Menendez is in a "Stream" of Trouble
While the Supreme Court has slightly narrowed the definition of "official act," for extortion, it is still very broadly defined
Senator Robert Menendez and his wife Nadine Menendez have been indicted on counts including what is known as “Hobbs Act” extortion, under 18 U.S.C. § 1951(b)(2). While the word “extortion” calls to mind violence and threats, only part of the statute contemplates that kind of extortion. Another part criminalizes “extortion under color of official right.” No violence, or threats, required. That’s what Menendez is charged with. It’s going to be tough for him to defend.
The government has to prove that Menendez “used the power and authority of his office in order to obtain money, property, or something of value from another to which neither that public official nor that government office has an official right.” Those are the likely jury instructions that the court will read to the jury…or something pretty close to that.
In McDonnell v. United States, in 2016, the Supreme Court defined the term “official action,” which is a component of the quid pro quo element of honest services fraud and federal-program bribery. It held that an “official act”…
“must involve a formal exercise of governmental power that is similar in nature to a lawsuit before a court, a determination before an agency, or a hearing before a committee. It must also be something specific and focused that is “pending” or “may by law be brought” before a public official. To qualify as an “official act,” the public official must make a decision or take an action on that “question, matter, cause, suit, proceeding or controversy,” or agree to do so. That decision or action may include using his official position to exert pressure on another official to perform an “official act,” or to advise another official, knowing or intending that such advice will form the basis for an “official act” by another official. Setting up a meeting, talking to another official, or organizing an event (or agreeing to do so)—without more—does not fit that definition of “official act.” McDonnell, 136 S. Ct. at 2371–72.
So, even though the Supreme Court narrowed the definition of “official act,” the allegations against Menendez still seem to fit. In fact, when you read the indictment, it almost seems like Menendez (allegedly) read McDonnell, and then (allegedly) did all the things that fit within the new definition of “official action.” The indictment alleges he did a lot more than setting up meetings, talking to officials, or organizing events. According to the indictment, Menendez tried to influence a pending criminal investigation/case. He allegedly called up other officials (like in the USDA) and allegedly exerted the requisite pressure. Obviously, SDNY prosecutors know the McDonnell case chapter and verse. I wonder if, as they were investigating Menendez, they did a fist pump every time they found Menendez did something (allegedly) that fit within the McDonnell “official action” definition. Still, Menendez’s defense will surely be McDonnell-based: that he just set up meetings and talked to officials, and nothing more, and there’s nothing criminal about that.
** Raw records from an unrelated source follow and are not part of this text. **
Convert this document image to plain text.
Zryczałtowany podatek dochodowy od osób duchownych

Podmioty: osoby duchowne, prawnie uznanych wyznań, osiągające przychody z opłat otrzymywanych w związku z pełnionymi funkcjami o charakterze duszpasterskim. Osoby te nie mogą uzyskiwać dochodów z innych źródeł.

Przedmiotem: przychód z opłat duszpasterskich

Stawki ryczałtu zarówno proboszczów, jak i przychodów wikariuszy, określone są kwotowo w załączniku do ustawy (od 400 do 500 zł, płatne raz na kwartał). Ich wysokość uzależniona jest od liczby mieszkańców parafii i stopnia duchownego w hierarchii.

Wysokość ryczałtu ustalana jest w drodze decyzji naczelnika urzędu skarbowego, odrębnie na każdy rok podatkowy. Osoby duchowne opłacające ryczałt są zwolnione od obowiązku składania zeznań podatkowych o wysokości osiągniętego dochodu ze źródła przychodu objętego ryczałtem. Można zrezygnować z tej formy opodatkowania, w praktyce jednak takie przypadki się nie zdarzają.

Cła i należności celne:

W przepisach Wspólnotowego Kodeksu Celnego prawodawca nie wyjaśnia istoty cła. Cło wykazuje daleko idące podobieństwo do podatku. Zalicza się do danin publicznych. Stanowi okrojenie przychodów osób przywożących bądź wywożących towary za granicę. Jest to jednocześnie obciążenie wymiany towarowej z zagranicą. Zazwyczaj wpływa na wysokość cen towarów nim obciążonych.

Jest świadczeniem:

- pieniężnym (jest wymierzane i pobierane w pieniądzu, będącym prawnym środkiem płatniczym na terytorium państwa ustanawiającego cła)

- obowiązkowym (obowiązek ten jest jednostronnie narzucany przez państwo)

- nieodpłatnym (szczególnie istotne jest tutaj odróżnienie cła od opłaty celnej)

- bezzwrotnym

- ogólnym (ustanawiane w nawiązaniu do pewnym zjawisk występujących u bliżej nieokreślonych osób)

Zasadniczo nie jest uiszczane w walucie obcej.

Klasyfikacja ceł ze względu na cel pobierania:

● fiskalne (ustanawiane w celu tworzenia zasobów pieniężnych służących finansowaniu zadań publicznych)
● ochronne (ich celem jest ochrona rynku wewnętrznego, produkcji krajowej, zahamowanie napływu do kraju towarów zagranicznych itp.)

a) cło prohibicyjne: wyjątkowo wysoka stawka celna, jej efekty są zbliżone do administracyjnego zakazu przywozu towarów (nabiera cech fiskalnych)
Menendez will also likely argue that there was no “quid pro quo”—an element of the crime that means “this for that.” The “this” would be the payments to Menendez. The “for” is “in exchange for.” And the “that” is Menendez’s official acts. I’ve defended these cases, and the quid pro quo element is not only relatively easy to prove, but the defendant’s alternate explanation for the quid pro quo is often really silly. Here’s what I mean: The government is alleging that people gave Menendez things like gold bars, in exchange for Menendez doing official acts that helped those people. The defendant’s explanation might have to be: (1) Someone gave me gold bars; and (2) I just happened to take these official acts that benefited that someone. And it’s just a coincidence! See? Not a convincing argument.
It gets worse for the defendant in a Hobbs Act extortion case. The government doesn’t really even need to prove much of a “quo.” Under the “retainer theory,” otherwise known as the “stream of benefits” theory, the government can satisfy the quid pro quo element if a defendant agrees to receive payments in exchange for his commitment to perform official acts “as the opportunities to commit those acts arise.” In other words, the government doesn’t have to prove that the specific official acts that the defendant agreed to corruptly perform were identified at the time that the quid pro quo arrangement first comes into existence, nor does the government need to prove that the defendant intended to link a particular official act to a particular payment. Rather, the unlawful quid pro quo exists as long as the defendant intends to perform official actions generally in exchange for payments, as the opportunities for those corrupt actions arise through time. If the allegations in the indictment are true, this will be a tough case for the defense.